The Perp: Aleksandr Paskalov Convicted of: Wire fraud, enabled by phishingSentenced: Oct. 12, 2007 to 42 months in prison

Azizbek Mamadjanov's friend Aleksandr was his partner in crime. He was sentenced four months after Mamadjanov to prison for engaging in what was, essentially, a copycat fraud using phished credentials to transfer money from the bank accounts of victims into fake business banking accounts Paskalov set up. But where Mamadjanov only managed to get around US$80,000 using the scheme, Paskalov more than doubled his partner's success, netting about US$170,000 in proceeds.

Paskalov duplicated virtually the entire Mamadjanov operation, including the use of social security numbers of dead people to set up business bank accounts at five different Florida banks. Within a short period of performing a wire transfer from the victims' bank accounts to his own, he would then travel to several branches, withdrawing a portion of the transferred money at each one.

In an apparent attempt at cleverness, Paskalov withdrew money from the accounts in odd quantities. For example, on April 3, 2006, he went to five separate branches of Colonial Bank and had cashier's checks drawn in the amounts of US$3983.99, US$2992.88, US$3303.68, US$4992.03, and US$4406.68.

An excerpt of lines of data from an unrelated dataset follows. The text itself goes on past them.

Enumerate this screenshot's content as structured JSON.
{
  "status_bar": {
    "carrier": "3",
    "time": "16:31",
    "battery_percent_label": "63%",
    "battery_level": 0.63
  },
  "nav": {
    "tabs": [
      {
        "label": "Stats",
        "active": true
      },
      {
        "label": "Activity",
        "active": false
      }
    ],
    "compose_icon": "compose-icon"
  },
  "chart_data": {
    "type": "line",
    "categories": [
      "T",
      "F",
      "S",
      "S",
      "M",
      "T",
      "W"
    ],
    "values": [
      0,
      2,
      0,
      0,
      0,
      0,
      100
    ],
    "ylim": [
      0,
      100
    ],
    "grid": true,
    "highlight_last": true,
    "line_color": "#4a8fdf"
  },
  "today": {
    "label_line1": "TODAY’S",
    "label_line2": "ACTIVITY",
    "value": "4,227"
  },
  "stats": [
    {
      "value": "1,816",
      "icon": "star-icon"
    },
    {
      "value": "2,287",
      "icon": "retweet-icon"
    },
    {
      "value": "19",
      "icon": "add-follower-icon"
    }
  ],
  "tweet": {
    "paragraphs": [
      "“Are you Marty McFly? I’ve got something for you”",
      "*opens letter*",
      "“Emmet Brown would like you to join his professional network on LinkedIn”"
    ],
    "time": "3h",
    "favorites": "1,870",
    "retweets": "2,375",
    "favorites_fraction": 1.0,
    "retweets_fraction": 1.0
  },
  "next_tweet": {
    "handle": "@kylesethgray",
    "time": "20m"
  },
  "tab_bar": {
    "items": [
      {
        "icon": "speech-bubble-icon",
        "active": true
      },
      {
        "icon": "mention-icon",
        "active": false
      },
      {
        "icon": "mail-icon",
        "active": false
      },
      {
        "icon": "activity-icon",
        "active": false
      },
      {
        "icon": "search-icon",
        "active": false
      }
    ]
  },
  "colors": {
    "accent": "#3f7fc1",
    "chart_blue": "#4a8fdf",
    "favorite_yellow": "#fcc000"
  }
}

The subterfuge didn't work. Paskalov was caught and can reminisce with his friend in federal prison for the next two years.

The Perp: Jason Downey Convicted of: operating an IRC-based botnet that caused numerous distributed denial-of-service attacksSentenced: on Oct. 23, 2007 to 1 year in prison, followed by probation, restitution, and community service

Downey, the 24-year-old so-called Kentucky Botmaster, operated two IRC networks -- Rizon.net and Yotta-byte.net -- used by himself and other bot-herders as a command-and-control system for a network of bots used to engage in DDoS attacks against other IRC networks. Using the online pseudonym Nessun, he was accused of complicity in a series of attacks dating back to May 2004.